I spent yesterday morning looking through three boxes of entries for the PPA Awards ‘Best Customer Magazine’ category to create a shortlist for discussion with my fellow other judges later this week. I’ve done this before, but because I’ve usually been an interested party I’ve avoided comment here. No longer working for one of the major agencies involved, I’m freer to talk about the process this year.

It was a rather depressing task. Not because the magazines were particularly bad, but because so few were notably good. This is each customer publisher’s chance to select their best work, so the boxes contain a self-selected ‘best of’ the genre. And what did we get?

There were the inevitable few with misplaced ambitions of greatness, but most were absolutely OK, respectably edited and designed. Many aspired to match a relevant newsstand title, which at least makes strategic sense. And in judging ‘Best Customer Magazine’, the criteria isn’t creative excellence alone. The magazines have a brief to carry out, they must reflect the client brand and engage the relevant audience. What disappointed me was that so few rose above being adequate to become genuinely exciting pieces of editorial craft. Too many were interchangeable, with the output of some of the publishing agencies being too similar regardless of the sector they relate to. Was I looking at a car magazine or a business magazine?

Customer publishing has had its ups and downs. When I first began working in the sector, customer magazines were looked down upon by many in the ’real’ world of newsstand publishing. They were regarded as the poor relation of mainstream publishing, editorially restricted by the commercial aims of the client. Over the past decade or so that perception began to change as the industry grew in scale, developed higher standards and attracted increasing numbers of respected editors and designers from the newsstand.

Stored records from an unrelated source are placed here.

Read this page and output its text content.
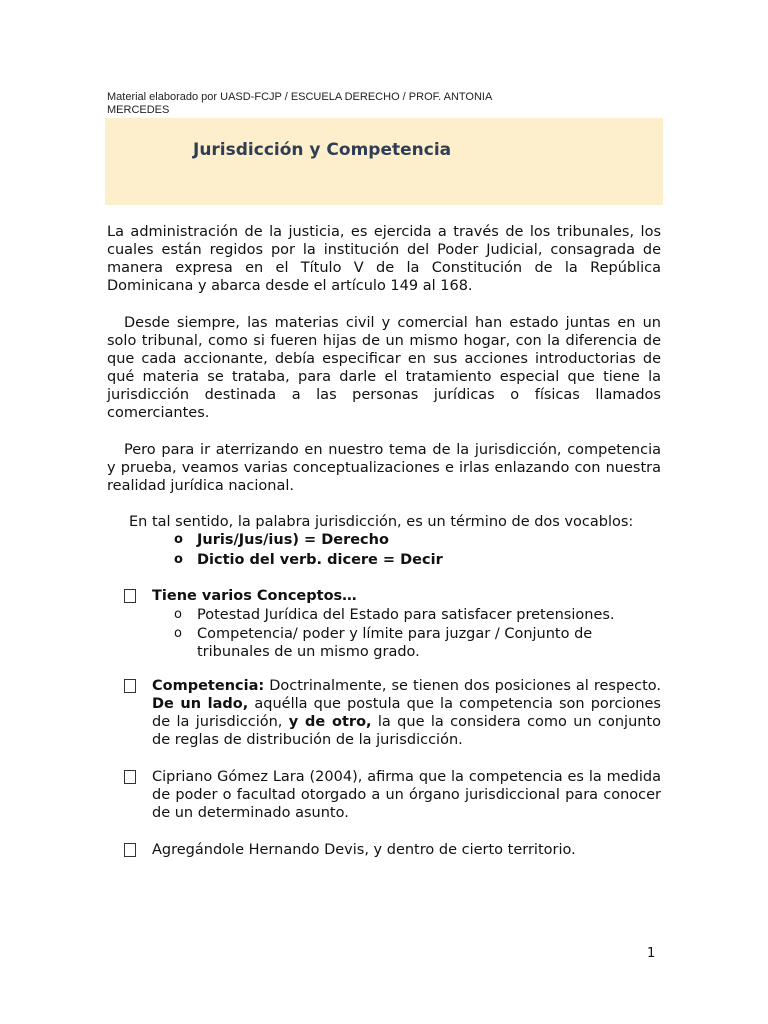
Material elaborado por UASD-FCJP / ESCUELA DERECHO / PROF. ANTONIA MERCEDES
Jurisdicción y Competencia

La administración de la justicia, es ejercida a través de los tribunales, los cuales están regidos por la institución del Poder Judicial, consagrada de manera expresa en el Título V de la Constitución de la República Dominicana y abarca desde el artículo 149 al 168.

Desde siempre, las materias civil y comercial han estado juntas en un solo tribunal, como si fueren hijas de un mismo hogar, con la diferencia de que cada accionante, debía especificar en sus acciones introductorias de qué materia se trataba, para darle el tratamiento especial que tiene la jurisdicción destinada a las personas jurídicas o físicas llamados comerciantes.

Pero para ir aterrizando en nuestro tema de la jurisdicción, competencia y prueba, veamos varias conceptualizaciones e irlas enlazando con nuestra realidad jurídica nacional.

En tal sentido, la palabra jurisdicción, es un término de dos vocablos:
o Juris/Jus/ius) = Derecho
o Dictio del verb. dicere = Decir
Tiene varios Conceptos…
o Potestad Jurídica del Estado para satisfacer pretensiones.
o Competencia/ poder y límite para juzgar / Conjunto de tribunales de un mismo grado.
Competencia: Doctrinalmente, se tienen dos posiciones al respecto. De un lado, aquélla que postula que la competencia son porciones de la jurisdicción, y de otro, la que la considera como un conjunto de reglas de distribución de la jurisdicción.
Cipriano Gómez Lara (2004), afirma que la competencia es la medida de poder o facultad otorgado a un órgano jurisdiccional para conocer de un determinado asunto.
Agregándole Hernando Devis, y dentro de cierto territorio.
1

Some magazines found space to take advantage of their relative freedom to do things very differently to the newsstand – experimenting with different paper stocks and formats, moving away from the norms of particular sectors.

Yet there seems to be a creative chill running through the industry at present. Basic standards haven’t dropped, there’s just a lack of genuine 'wow’. New projects tend to be less special and quirky than in recent years. The recession has played a part in this as everyone – client and agency – focuses on return on investment over looser roles like brand-building, but it’s often said that recession brings out the best in creativity. Not here, it seems.

It’s a tougher enviroment for all projects that have to combine creativity and commerciality, and I don’t expect every customer title to compete with the more naturally creative world of the independent titles we love here. But it would be good to see more take some notice and learn from other areas of publishing. I’m quite realistic about this. Customer magazines have very specific roles to fulfil, they must reflect the client and strategy of the service/brand they serve. They are commercial entities – like all magazines but more so. But it’s a shame so many appear to be created in a vacuum apart from the rest of the magazine world.

Anyhow, I managed to select ten magazines for my shortlist. Several were excellent and unique magazines, most were good, and one a long-standing flagship for the industry. I just wish there had been more competition. The pressures of the newsstand are far more severe than those on customer magazines. It would be good to see more customer publishers and their clients take advantage of this.

Today I’m judging the Magazine and Newspaper category at the D&AD Awards. Will that be better? The day already has a slight frission added with the replacement of foreign judges who were unable to travel. Step forward Andrew Diprose from UK Wired and The Ride Journal, and Kuchar Swara from Swara&Co – thank you both. Apparently there’s wifi throughout the judging hall and results will be communicated online as they happen. We’ll see!

If that doesn’t work, I’ll let you know more tomorrow.